The mission, which is composed of members of the academe and cause-oriented group, presented its findings after conducting an investigation in the jungles of Kananga, Leyte, where Leonard and his team were slain on November 15.
Mission head Giovanni Tapang of the scientists' group Agham said bullet trajectories at the site suggests that the gunshots all came from one direction.
Evidence also suggests that Co and his group were the main targets of the gunmen, he added.
This contradicted earlier statements by the Army’s 19th Infantry Battalion in Leyte, who said that the victims were caught in a crossfire between government troops and New People’s Army (NPA) rebels.

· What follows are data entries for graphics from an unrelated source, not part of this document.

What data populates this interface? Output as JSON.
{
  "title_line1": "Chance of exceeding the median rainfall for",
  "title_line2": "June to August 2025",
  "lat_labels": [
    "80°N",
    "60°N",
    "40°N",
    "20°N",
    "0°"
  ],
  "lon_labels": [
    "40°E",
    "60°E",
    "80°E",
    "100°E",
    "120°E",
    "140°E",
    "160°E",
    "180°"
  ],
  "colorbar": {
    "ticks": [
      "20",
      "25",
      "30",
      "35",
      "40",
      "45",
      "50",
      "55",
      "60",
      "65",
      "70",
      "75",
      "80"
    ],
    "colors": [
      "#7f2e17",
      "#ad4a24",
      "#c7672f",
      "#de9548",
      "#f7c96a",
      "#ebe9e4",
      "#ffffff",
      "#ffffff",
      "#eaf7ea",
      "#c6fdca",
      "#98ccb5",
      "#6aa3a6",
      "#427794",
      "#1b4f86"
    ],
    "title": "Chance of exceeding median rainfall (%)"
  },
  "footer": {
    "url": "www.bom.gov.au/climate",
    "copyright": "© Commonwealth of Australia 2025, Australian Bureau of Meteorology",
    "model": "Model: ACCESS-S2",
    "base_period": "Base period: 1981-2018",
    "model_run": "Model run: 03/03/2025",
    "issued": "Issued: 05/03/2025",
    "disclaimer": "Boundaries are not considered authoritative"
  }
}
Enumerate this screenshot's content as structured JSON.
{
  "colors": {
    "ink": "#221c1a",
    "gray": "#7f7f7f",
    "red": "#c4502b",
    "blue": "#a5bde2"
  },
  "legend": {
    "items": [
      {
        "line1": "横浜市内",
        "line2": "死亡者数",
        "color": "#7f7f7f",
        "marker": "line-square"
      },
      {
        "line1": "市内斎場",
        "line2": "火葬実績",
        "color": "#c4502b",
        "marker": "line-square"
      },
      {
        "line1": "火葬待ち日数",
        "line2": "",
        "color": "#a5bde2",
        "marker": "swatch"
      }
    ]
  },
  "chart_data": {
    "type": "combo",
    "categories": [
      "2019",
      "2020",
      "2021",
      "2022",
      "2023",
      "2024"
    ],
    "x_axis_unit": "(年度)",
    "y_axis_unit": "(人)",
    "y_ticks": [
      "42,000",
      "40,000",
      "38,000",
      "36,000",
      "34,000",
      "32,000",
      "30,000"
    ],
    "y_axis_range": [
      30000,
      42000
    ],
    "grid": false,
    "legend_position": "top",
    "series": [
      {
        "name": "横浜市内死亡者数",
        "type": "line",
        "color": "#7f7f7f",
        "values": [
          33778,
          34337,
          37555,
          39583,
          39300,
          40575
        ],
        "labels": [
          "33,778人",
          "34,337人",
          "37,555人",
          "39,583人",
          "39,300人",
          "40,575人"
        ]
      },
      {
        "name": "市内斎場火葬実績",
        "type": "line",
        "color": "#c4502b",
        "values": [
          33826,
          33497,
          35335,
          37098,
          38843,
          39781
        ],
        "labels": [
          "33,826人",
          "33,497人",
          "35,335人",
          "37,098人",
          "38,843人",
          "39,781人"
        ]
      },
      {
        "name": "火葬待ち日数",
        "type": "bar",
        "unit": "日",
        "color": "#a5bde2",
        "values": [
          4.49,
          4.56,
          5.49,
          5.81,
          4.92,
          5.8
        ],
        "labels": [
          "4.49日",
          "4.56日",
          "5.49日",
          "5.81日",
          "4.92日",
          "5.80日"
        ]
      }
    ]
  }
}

"Since the AFP [Armed Forces of the Philippines] was the only armed group in the area, this indicates that it was the soldiers that fired at Co and his companions,” Tapang said.
The mission also said that delays in bringing another victim, Julius Borromeo, to a hospital may have cost him his life.
"It took almost two hours before Julius was brought down from the site to receive medical attention, despite his repeated pleadings,” Tapang said.
More than the loss of a top-caliber Filipino scientist, Tapang believes there is more at stake in seeking justice for Co.
"Kailangan natin matigil yung impunity. Hindi naman pwedeng pag may mga scientists o field workers dun, basta nalang babarilin ng walang kalaban-laban," he said.
The mission’s findings will be forwarded to the Commission on Human Rights, the Department of Justice, and the National Bureau of Investigation.
AFP spokesman Brig. Gen. Jose Mabanta Jr. said on Wednesday that he welcomes the findings of the fact-finding mission.
He said they are ready to take action against soldiers responsible if the findings are proven in court.